Nevertheless, we set off and want to have a look at the place the next morning. The alternative footpath leads already at the beginning so steeply up the hill that it is absolutely impossible for us with the Tiger. “It takes at least two weeks until a detour is built.” But Alex has to return the motorcycle and get his flight back home. There is no other way. So Moe and Alex, again with the help of spectators, carry the small motorbike over the way. A demanding action which results in being called the loco gringos. Wise guys even say to us: “You can do that with the big motorcycle, too”. Yes, sure…

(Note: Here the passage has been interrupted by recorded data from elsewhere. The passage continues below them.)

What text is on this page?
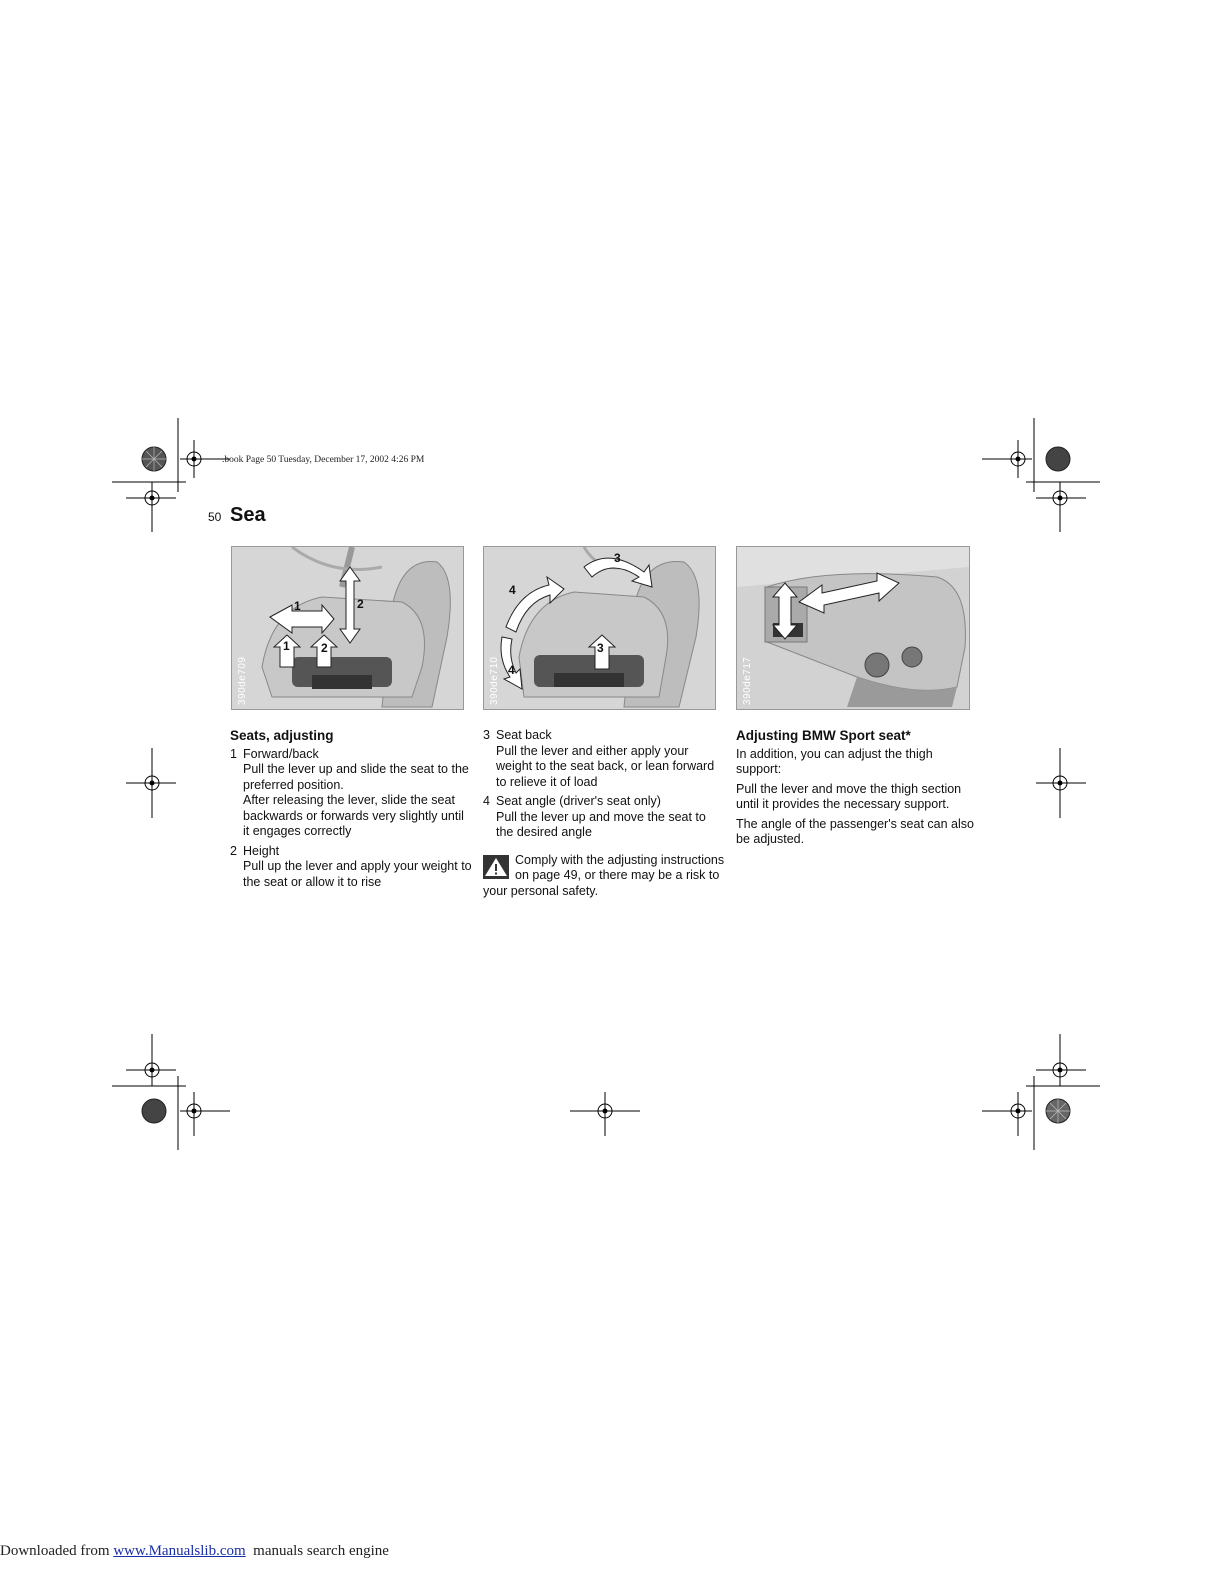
.book Page 50 Tuesday, December 17, 2002 4:26 PM
50 Sea
1	2
1	2
390de709
3
4
3
4
390de710	390de717
Seats, adjusting
1 Forward/back
Pull the lever up and slide the seat to the preferred position.
After releasing the lever, slide the seat backwards or forwards very slightly until it engages correctly
2 Height
Pull up the lever and apply your weight to the seat or allow it to rise
3 Seat back
Pull the lever and either apply your weight to the seat back, or lean forward to relieve it of load
4 Seat angle (driver's seat only)
Pull the lever up and move the seat to the desired angle
Comply with the adjusting instructions on page 49, or there may be a risk to your personal safety.
Adjusting BMW Sport seat*

In addition, you can adjust the thigh support:

Pull the lever and move the thigh section until it provides the necessary support.

The angle of the passenger's seat can also be adjusted.

Downloaded from www.Manualslib.com  manuals search engine
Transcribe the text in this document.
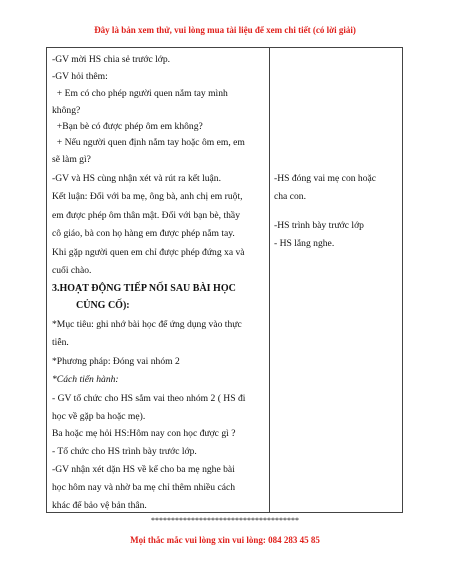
Đây là bản xem thử, vui lòng mua tài liệu để xem chi tiết (có lời giải)
-GV mời HS chia sẻ trước lớp.
-GV hỏi thêm:
+ Em có cho phép người quen nắm tay mình
không?
+Bạn bè có được phép ôm em không?
+ Nếu người quen định nắm tay hoặc ôm em, em
sẽ làm gì?
-GV và HS cùng nhận xét và rút ra kết luận.
Kết luận: Đối với ba mẹ, ông bà, anh chị em ruột,
em được phép ôm thân mật. Đối với bạn bè, thầy
cô giáo, bà con họ hàng em được phép nắm tay.
Khi gặp người quen em chỉ được phép đứng xa và
cuối chào.
3.HOẠT ĐỘNG TIẾP NỐI SAU BÀI HỌC
CỦNG CỐ):
*Mục tiêu: ghi nhớ bài học để ứng dụng vào thực
tiễn.
*Phương pháp: Đóng vai nhóm 2
*Cách tiến hành:
- GV tổ chức cho HS sắm vai theo nhóm 2 ( HS đi
học về gặp ba hoặc mẹ).
Ba hoặc mẹ hỏi HS:Hôm nay con học được gì ?
- Tổ chức cho HS trình bày trước lớp.
-GV nhận xét dặn HS về kể cho ba mẹ nghe bài
học hôm nay và nhờ ba mẹ chỉ thêm nhiều cách
khác để bảo vệ bản thân.
-HS đóng vai mẹ con hoặc
cha con.
-HS trình bày trước lớp
- HS lắng nghe.
*************************************
Mọi thắc mắc vui lòng xin vui lòng: 084 283 45 85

Meanwhile I look after the tiger and open our passports. Will we make it out of Peru in time if we are caught here for so long now? I wonder if there is not somewhere a route with which we can get out of this village. And indeed: There is a way that is not marked on our map. So after we have to say goodbye to Alex under completely different circumstances than we ever expected, we start again into the unknown. But this unexpected stretch turns out to be a dream road that leads us along the most beautiful mountains, the Cordillera Huayhuash. So the evil spook still has a good end.